Peggy Noonan and less familiar names John Silber (long a personal favorite), Leon de Winter, and Dennis Byrne lead the list.

Here are some good readings which were left off Saturday's list.


Peggy Noonan is in typically fine form on Hollywood, its charm, its woes, and maybe even why they don't make movies like they used to.

Leon de Winter wonders, in the context of Iran's pursuit of nuclear weapons, if there is anything for which European countries are willing to fight, except a welfare check -- and then he discusses how such European attitudes developed after World Wars I and II. On the way, he discusses the welfare state in crisis.

Dennis Byrne writes superbly of immigration, the rule of law, and civil rights.

John Silber was president of Boston University for 25 years and ran for governor in Massachusetts in the 1990s. I have long thought him one of the most intelligent and articulate analysts of events and institutions. Here he gives his view of the sacking of Harvard's Lawrence Summers. Besides its application to higher education, this piece is a good essay on leadership generally, especially at the executive level.
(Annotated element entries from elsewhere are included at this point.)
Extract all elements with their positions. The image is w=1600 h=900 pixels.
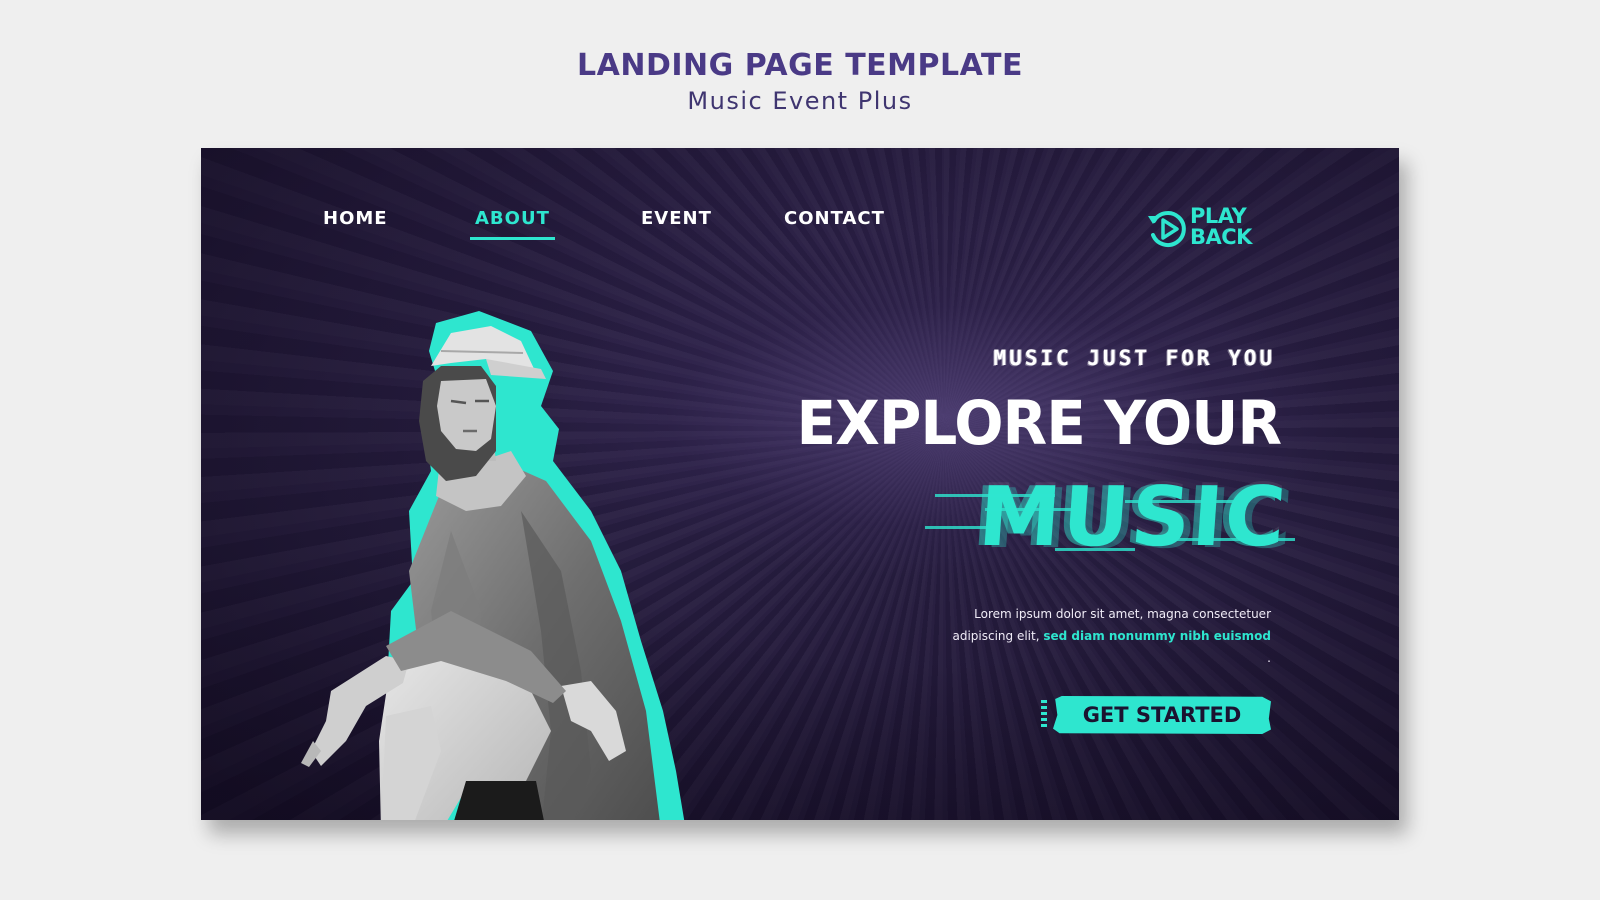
hero-tagline: MUSIC JUST FOR YOU <box>993 346 1275 370</box>
description-highlight: sed diam nonummy nibh euismod <box>1043 629 1271 643</box>
logo-line-1: PLAY <box>1190 204 1247 228</box>
hero-description: Lorem ipsum dolor sit amet, magna consec… <box>951 603 1271 669</box>
logo-text: PLAY BACK <box>1190 206 1252 248</box>
nav-item-contact[interactable]: CONTACT <box>784 208 885 229</box>
hero-headline: EXPLORE YOUR <box>796 387 1282 459</box>
page-title: LANDING PAGE TEMPLATE <box>577 48 1023 83</box>
nav-item-about[interactable]: ABOUT <box>470 208 555 240</box>
nav-item-home[interactable]: HOME <box>323 208 388 229</box>
nav-item-event[interactable]: EVENT <box>641 208 712 229</box>
replay-play-icon <box>1148 211 1186 247</box>
cta-edge-decoration <box>1041 700 1047 730</box>
hero-headline-music: MUSIC <box>975 470 1291 565</box>
description-suffix: . <box>1267 651 1271 665</box>
logo-line-2: BACK <box>1190 225 1252 249</box>
page-subtitle: Music Event Plus <box>687 87 913 115</box>
page-header: LANDING PAGE TEMPLATE Music Event Plus <box>0 48 1600 115</box>
hero-person-cutout <box>301 311 685 820</box>
playback-logo[interactable]: PLAY BACK <box>1146 204 1276 254</box>
landing-card: HOME ABOUT EVENT CONTACT PLAY BACK MUSIC… <box>201 148 1399 820</box>
get-started-button[interactable]: GET STARTED <box>1053 696 1271 734</box>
In the following excerpt is a lesson for Republicans and diplomats in Washington whose first instinct and overriding instinct is to get along:

Summers is himself partially to blame for his loss of authority. In a futile effort to placate his critics, he met with faculty and apologized for the way he expressed himself. He was not so much arrogant as naive, for his critics were not seeking understanding, but power; they interpreted his repeated efforts at reconciliation as weakness and vulnerability. Summers made the mistake of apologizing again and again for being right.

(You'll have to do the free registration at Boston.com to read the whole article, but it's painless. By the way, kudos to RealClearPolitics.com; none of the other sites I read frequent picked up Silber's essay.)

Almost Favorites

John Podhoretz says congressional Republicans saved Bush's bacon (no offense to non-pork-eaters intended; it's an expression) in connection with the Dubai ports deal. An excerpt:

It is wrong to ascribe popular feeling against the deal to isolationism. The American people can't make sense out of which side Dubai is on, and they don't think it should be that hard a call. They believe in the fight, and their continued support for it is the best news the embattled Bush presidency could have.

Jack Kelly writes of prosecuting journalists for publishing classified information.

Dick Meyer discusses the deliberate inaction of both House and Senate in response to the hubbub favoring lobbying reform -- and ethics generally.

Michael Smerconish offers this interesting piece of history about the search for Osama bin Laden.